Ecosystems proceed through a series of stages (called "seres") as they age. In general, they progress in this order: Disturbance, grasses, shrubs, deciduous trees, and lastly evergreen trees. As with most things in nature though, the local variation is endless (this will be discussed at each sere, with the Pacific Northwest at the end. We're a little weird). The main driving forces in succession is access to sunlight, water, and nutrients. The availability of each of these changes as the ecosystem passes through each sere.
Seres of Succession
Disturbances can be anything that sets a portion of the ecosystem to a blank slate. This can be as simple and local as a large tree falling, or as widespread as fires. If the disturbance is a natural cause, such as fire, insect infestation, landslides, windstorms, or earthquakes, the following succession is called, "Primary Succession." If the disturbance is human-caused, such as logging or clear-cutting for space, the following process is called, "Secondary Succession." What happens after the disturbance is essentially the same whether it is primary or secondary succession. It is more of a distinction between human- or nature-caused successions.

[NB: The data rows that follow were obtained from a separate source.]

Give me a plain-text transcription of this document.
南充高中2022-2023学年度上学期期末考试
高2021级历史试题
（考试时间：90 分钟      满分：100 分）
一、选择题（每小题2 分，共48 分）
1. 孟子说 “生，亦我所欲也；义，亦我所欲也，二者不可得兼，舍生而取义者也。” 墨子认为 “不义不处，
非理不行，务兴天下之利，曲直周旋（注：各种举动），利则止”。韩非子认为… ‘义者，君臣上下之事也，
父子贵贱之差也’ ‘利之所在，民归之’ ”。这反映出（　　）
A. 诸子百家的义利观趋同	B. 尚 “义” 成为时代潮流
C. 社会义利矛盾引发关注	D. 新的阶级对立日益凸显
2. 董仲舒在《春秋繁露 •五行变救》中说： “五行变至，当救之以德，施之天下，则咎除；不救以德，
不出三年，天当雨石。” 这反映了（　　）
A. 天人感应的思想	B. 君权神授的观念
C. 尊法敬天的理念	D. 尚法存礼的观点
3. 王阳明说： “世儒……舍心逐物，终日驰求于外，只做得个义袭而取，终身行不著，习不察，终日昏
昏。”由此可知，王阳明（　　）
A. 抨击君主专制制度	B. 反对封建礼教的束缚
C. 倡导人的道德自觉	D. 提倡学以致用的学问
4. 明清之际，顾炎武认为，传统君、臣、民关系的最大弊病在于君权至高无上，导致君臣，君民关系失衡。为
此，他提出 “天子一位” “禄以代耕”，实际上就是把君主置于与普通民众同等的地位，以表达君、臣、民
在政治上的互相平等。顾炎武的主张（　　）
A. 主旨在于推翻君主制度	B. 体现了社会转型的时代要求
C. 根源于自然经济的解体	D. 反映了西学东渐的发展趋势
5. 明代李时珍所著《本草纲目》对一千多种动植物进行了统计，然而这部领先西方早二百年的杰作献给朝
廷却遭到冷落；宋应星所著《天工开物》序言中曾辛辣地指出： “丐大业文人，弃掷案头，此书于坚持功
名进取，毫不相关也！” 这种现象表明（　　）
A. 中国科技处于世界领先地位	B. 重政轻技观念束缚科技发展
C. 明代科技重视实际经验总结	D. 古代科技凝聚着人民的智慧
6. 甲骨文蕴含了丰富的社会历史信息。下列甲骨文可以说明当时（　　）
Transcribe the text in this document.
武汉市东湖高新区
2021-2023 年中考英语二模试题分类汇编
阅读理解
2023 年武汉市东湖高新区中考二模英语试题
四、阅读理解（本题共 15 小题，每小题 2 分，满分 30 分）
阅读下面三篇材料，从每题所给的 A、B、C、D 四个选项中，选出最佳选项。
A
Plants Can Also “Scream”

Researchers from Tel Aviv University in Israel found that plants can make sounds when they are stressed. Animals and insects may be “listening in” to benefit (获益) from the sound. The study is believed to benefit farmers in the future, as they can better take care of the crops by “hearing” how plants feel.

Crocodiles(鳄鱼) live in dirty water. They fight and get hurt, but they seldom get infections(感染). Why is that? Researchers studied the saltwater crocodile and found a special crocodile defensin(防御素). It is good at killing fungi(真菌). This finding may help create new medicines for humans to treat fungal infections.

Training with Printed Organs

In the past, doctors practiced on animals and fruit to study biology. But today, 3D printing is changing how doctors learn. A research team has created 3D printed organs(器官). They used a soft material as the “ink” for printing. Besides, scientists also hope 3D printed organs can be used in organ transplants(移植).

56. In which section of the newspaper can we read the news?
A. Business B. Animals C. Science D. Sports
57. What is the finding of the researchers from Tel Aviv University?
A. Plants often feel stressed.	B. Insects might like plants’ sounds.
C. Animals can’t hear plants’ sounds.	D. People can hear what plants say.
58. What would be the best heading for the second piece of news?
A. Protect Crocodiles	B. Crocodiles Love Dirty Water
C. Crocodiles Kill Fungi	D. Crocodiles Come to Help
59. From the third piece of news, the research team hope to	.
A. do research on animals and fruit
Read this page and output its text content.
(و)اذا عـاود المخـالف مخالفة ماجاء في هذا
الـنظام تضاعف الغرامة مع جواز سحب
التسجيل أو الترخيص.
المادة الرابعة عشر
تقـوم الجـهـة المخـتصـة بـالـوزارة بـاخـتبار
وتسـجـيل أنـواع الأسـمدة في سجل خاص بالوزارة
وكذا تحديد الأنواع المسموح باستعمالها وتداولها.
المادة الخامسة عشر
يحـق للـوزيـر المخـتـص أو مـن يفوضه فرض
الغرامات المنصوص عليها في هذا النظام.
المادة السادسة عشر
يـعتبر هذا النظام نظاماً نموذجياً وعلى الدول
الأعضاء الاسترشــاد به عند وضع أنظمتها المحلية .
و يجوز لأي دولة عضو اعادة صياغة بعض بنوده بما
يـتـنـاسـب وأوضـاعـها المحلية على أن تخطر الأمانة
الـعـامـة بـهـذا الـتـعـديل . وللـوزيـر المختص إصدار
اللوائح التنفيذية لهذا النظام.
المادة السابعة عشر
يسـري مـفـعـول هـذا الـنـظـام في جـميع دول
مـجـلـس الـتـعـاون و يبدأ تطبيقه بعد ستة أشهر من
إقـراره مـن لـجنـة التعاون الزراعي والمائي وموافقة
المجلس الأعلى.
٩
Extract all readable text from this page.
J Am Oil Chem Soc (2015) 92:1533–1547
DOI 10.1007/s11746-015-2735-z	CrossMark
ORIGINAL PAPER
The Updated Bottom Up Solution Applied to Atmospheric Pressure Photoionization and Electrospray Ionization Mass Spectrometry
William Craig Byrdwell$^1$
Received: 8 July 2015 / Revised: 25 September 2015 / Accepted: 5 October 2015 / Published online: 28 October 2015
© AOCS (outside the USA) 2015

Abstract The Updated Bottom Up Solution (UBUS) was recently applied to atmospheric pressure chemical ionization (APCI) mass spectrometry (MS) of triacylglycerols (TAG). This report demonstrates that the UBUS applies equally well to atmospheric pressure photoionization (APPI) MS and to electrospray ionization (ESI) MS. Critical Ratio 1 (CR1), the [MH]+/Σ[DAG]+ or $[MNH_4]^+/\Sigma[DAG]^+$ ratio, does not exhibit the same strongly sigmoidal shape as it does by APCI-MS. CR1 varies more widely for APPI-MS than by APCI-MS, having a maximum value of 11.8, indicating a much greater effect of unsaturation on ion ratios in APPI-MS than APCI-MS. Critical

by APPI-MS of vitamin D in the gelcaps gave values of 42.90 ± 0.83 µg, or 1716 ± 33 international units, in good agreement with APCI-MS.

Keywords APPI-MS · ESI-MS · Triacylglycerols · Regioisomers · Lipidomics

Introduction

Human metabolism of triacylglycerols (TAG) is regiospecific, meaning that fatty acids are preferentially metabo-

After a complete disturbance, all organic matter can be removed (such as in severe fires or massive landslides). In this case, there is little nutrients to support most complex plant species. Grasses can grow in more nutrient-poor soils than many plant species, and provide the services of holding the soil together with their roots, and adding organic matter to the soil as they die. In this way, larger and more nutrient-demanding plants can grow in their place. Many dry ecosystems only get this far in succession, such as grasslands, steppes, and deserts.
As the grass' roots hold the soil together, water from rainfall is trapped in the soil more easily. With more water and organic matter available, larger and more complex plants start coming in. Shrubs are generally described as multi-branched plants ranging up to 15'-20'. Basically, they're taller than grass, but shorter than trees. They vastly add organic matter to the soil as they die, as well as bring in a lot more biodiversity to an ecosystem. Many shrubs produce berries, seeds, and leaves to attract primary consumers (birds, deers, mice, etc). As they grow taller and denser, they shade out the floor of the ecosystem, which often promotes plant growth in areas with too much sunlight. In some ecosystems, the sun causes the rainwater in the soil to evaporate before the plants have a choice to absorb it. Shading the ground allows the water to stay around for longer periods, allowing the plants to grow taller and more complex.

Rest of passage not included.